The California state trial court appeared to reject the stipulation outright because “parties cannot control the sound exercise of jurisdiction by the trial court acting in equity.” The Court of Appeals clarified that the stipulation was binding to the extent that it would not be contrary to a rule of law or public policy.  The Court compared the injunction provision in this respect to a  liquidated damages stipulation and a consent decree:

It follows that, as a general matter, where the parties have stipulated to the nature or amount of a remedy, it is proper for the trial court to honor the parties’ agreement unless it finds that to do so would be contrary to a rule of law or public policy. The instant stipulation is no exception. In determining the lawfulness of a stipulation that contemplates an equitable remedy, the court should take into account the special nature of equitable remedies. (13 Witkin, Summary of Cal. Law, supra, Equity, § 2, p. 283.) Given their extraordinary nature, equitable remedies are usually unavailable where the remedy at law is adequate, as where damages are quantifiable. (Id. at § 3, pp. 284-285; Morrison v. Land (1915) 169 Cal. 580, 586.) That means that a court must reject a stipulation contemplating an equitable remedy that is contrary to law or public policy, such as where the evidence shows that an aggrieved party actually has an adequate remedy at law. Otherwise, the court should honor the parties’ agreement and enforce the stipulation. In the present case, the evidence was that the CSS license helped create the market for movies in the DVD format by reassuring the movie studios that movies released on DVDs could not be easily copied. Industry witnesses testified to their concern that an unaddressed breach of the license would undermine that reassurance and make the movie.

Fn 6. The majority of the appellate cases from other jurisdictions cited by the parties handle the issue in just this way. (See Dominion Video v.
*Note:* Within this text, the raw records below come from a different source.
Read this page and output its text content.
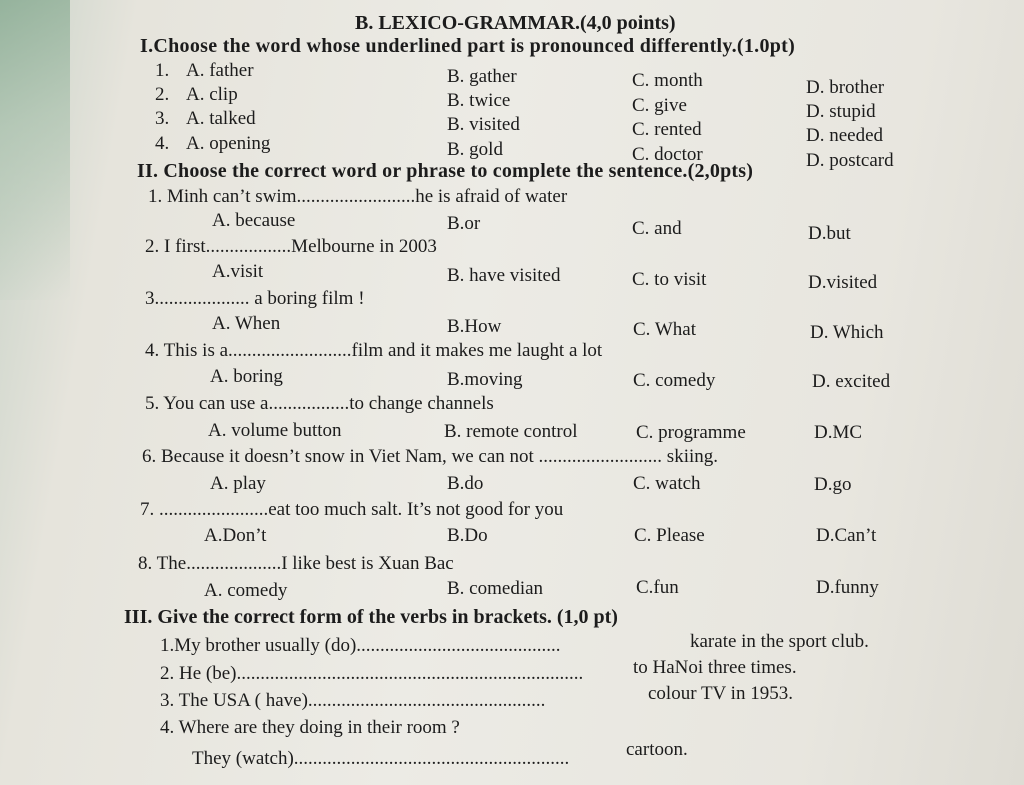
B. LEXICO-GRAMMAR.(4,0 points)
I.Choose the word whose underlined part is pronounced differently.(1.0pt)
1. A. father	B. gather	C. month	D. brother
2. A. clip	B. twice	C. give	D. stupid
3. A. talked	B. visited	C. rented	D. needed
4. A. opening	B. gold	C. doctor	D. postcard
II. Choose the correct word or phrase to complete the sentence.(2,0pts)
1. Minh can’t swim.........................he is afraid of water
A. because	B.or	C. and	D.but
2. I first..................Melbourne in 2003
A.visit	B. have visited	C. to visit	D.visited
3.................... a boring film !
A. When	B.How	C. What	D. Which
4. This is a..........................film and it makes me laught a lot
A. boring	B.moving	C. comedy	D. excited
5. You can use a.................to change channels
A. volume button	B. remote control	C. programme	D.MC
6. Because it doesn’t snow in Viet Nam, we can not .......................... skiing.
A. play	B.do	C. watch	D.go
7. .......................eat too much salt. It’s not good for you
A.Don’t	B.Do	C. Please	D.Can’t
8. The....................I like best is Xuan Bac
A. comedy	B. comedian	C.fun	D.funny
III. Give the correct form of the verbs in brackets. (1,0 pt)
1.My brother usually (do)...........................................	karate in the sport club.
2. He (be).........................................................................	to HaNoi three times.
3. The USA ( have)..................................................	colour TV in 1953.
4. Where are they doing in their room ?
They (watch)..........................................................	cartoon.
Echostar Satellite Corp. (10th Cir. 2004) 356 F.3d 1256, 1259, 1264 [rejecting preliminary injunction based upon contractual stipulation where district court had rejected all the plaintiff?s evidence of actual harm and found that damages could be quantified]; Smith, Bucklin & Associates, Inc. v. Sonntag (D.C. Cir. 1996) 83 F.3d 476, 478, 481 [contractual provision was “insufficient prop” to support irreparable harm finding where injury could be adequately compensated at law]; Ed Bertholet & Associates v. Stefanko (Ind.App. 1998) 690 N.E.2d 361, 363-364 [contractual provision not binding upon the court where there was no evidence of irreparable harm and affirmative evidence of adequate monetary remedy]; Ticor Title Ins. Co. v. Cohen (2nd Cir. 1999) 173 F.3d 63, 68-69 [permanent injunction upheld where irreparable harm shown by difficulty in calculating monetary damages and contractual provision stipulating that breach would cause irreparable injury].)